La miniera dei datiCosì i giganti del tech sono partiti alla conquista di Wall Street

La mediatizzazione cui ci hanno sottoposto le aziende digitali era in realtà una finanziarizzazione nascosta della nostra vita quotidiana. E dall’assicurazione al fintech, le informazioni su di noi sono la vera ricchezza che fa gola anche alle istituzioni tradizionali del settore

SPENCER PLATT / GETTY IMAGES NORTH AMERICA / Getty Images via AFP

Se negli ultimi anni Wall Street ha reso la finanza una caratteristica centrale della nostra vita quotidiana, la Silicon Valley ha fatto lo stesso con i media digitali. Eppure ci è sfuggito qualcosa.
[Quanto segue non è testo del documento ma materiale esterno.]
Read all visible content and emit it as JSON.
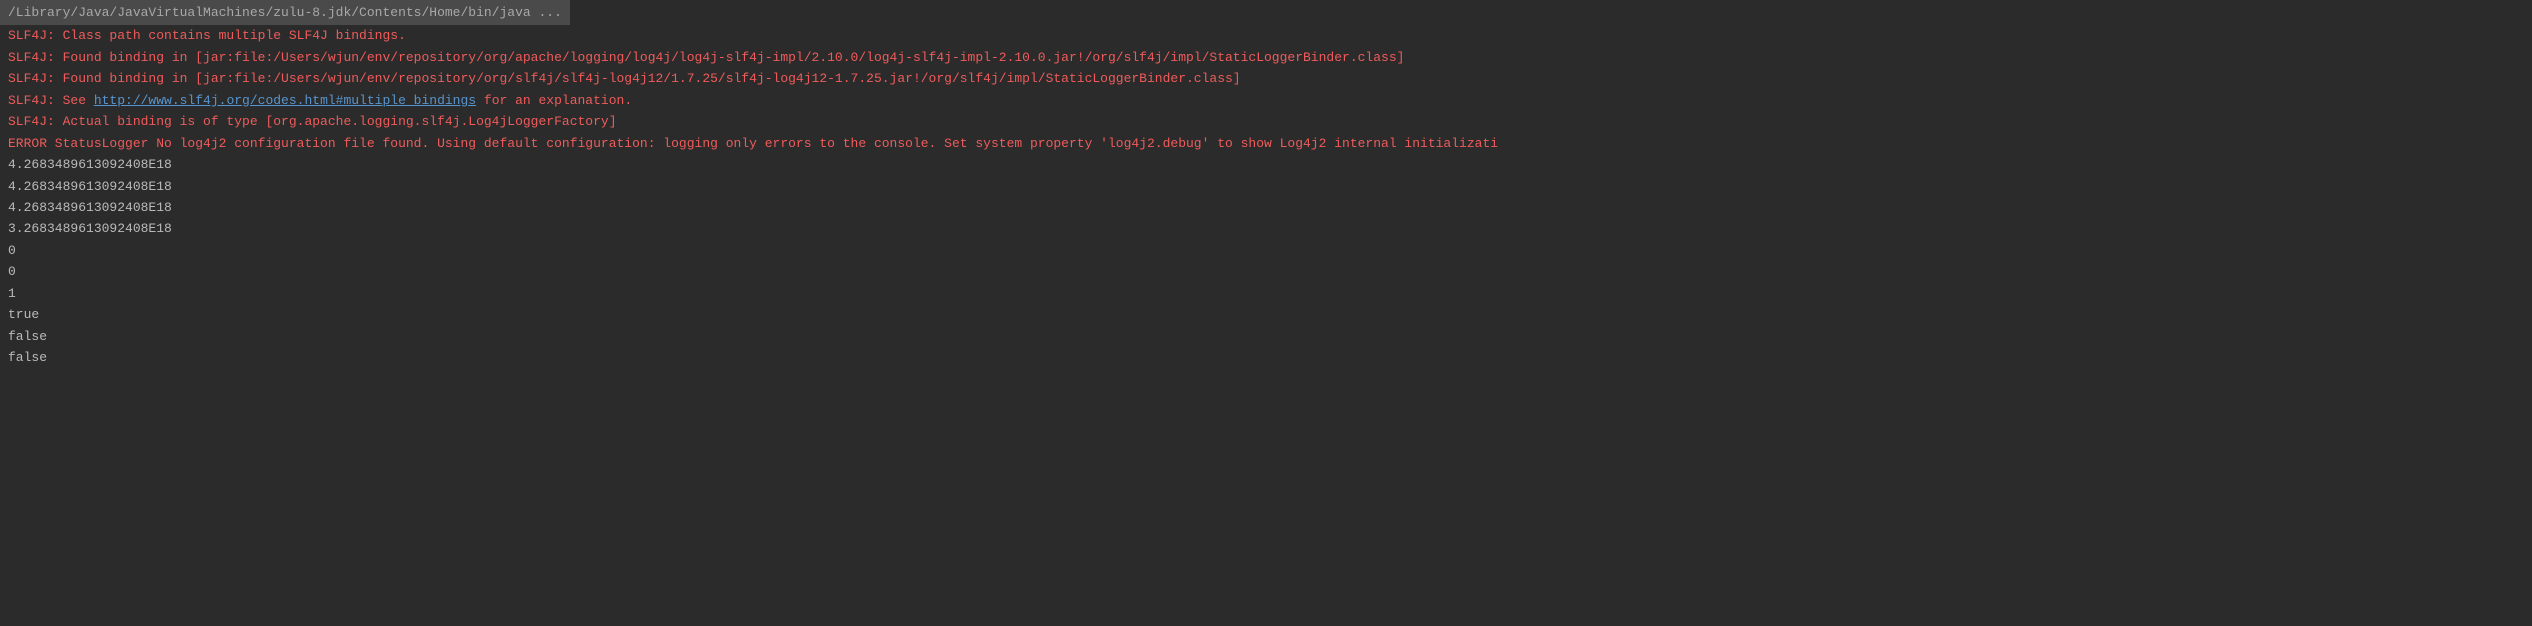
{
  "header": {
    "command": "/Library/Java/JavaVirtualMachines/zulu-8.jdk/Contents/Home/bin/java ..."
  },
  "lines": [
    {
      "type": "error",
      "text": "SLF4J: Class path contains multiple SLF4J bindings."
    },
    {
      "type": "error",
      "text": "SLF4J: Found binding in [jar:file:/Users/wjun/env/repository/org/apache/logging/log4j/log4j-slf4j-impl/2.10.0/log4j-slf4j-impl-2.10.0.jar!/org/slf4j/impl/StaticLoggerBinder.class]"
    },
    {
      "type": "error",
      "text": "SLF4J: Found binding in [jar:file:/Users/wjun/env/repository/org/slf4j/slf4j-log4j12/1.7.25/slf4j-log4j12-1.7.25.jar!/org/slf4j/impl/StaticLoggerBinder.class]"
    },
    {
      "type": "error-with-link",
      "prefix": "SLF4J: See ",
      "link": "http://www.slf4j.org/codes.html#multiple_bindings",
      "suffix": " for an explanation."
    },
    {
      "type": "error",
      "text": "SLF4J: Actual binding is of type [org.apache.logging.slf4j.Log4jLoggerFactory]"
    },
    {
      "type": "error",
      "text": "ERROR StatusLogger No log4j2 configuration file found. Using default configuration: logging only errors to the console. Set system property 'log4j2.debug' to show Log4j2 internal initializati"
    },
    {
      "type": "output",
      "text": "4.2683489613092408E18"
    },
    {
      "type": "output",
      "text": "4.2683489613092408E18"
    },
    {
      "type": "output",
      "text": "4.2683489613092408E18"
    },
    {
      "type": "output",
      "text": "3.2683489613092408E18"
    },
    {
      "type": "output",
      "text": "0"
    },
    {
      "type": "output",
      "text": "0"
    },
    {
      "type": "output",
      "text": "1"
    },
    {
      "type": "output",
      "text": "true"
    },
    {
      "type": "output",
      "text": "false"
    },
    {
      "type": "output",
      "text": "false"
    }
  ]
}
Più la tecnologia dei social media, dei motori di ricerca e delle app di fitness si insinuava nelle nostre vite private, più ci lamentavamo di come fossero diventate ingombranti. Condivisioni su Facebook, su Twitter e su Instagram hanno distolto tutti dal punto focale: i dati.

Le grandi compagnie tecnologiche armate di dati migliori, ingegneri migliori e database migliori, si stanno preparando a fare irruzione a Wall Street. Perché la mediatizzazione della realtà a cui ci hanno sottoposto i nuovi servizi digitali è stato in verità una finanziarizzazione della vita quotidiana sotto mentite spoglie.

Le aziende della Silicon Valley siedono su una raccolta di dati enorme e apparentemente banali sulle nostre attività giornaliere. E il tipo di dati che raccolgono sarà sempre più diversificato, perché il fatto che abbiamo già concesso a degli estranei di monitorare quello che facciamo online ci porterà ad accettare la cosa nella convinzione che non importa. Il che può sembrare banale, ma non lo è, soprattutto considerando l’ascesa di internet negli oggetti quotidiani, con dispositivi indossabili, che rendono inevitabile l’interazione costante con sensori e altri dispositivi.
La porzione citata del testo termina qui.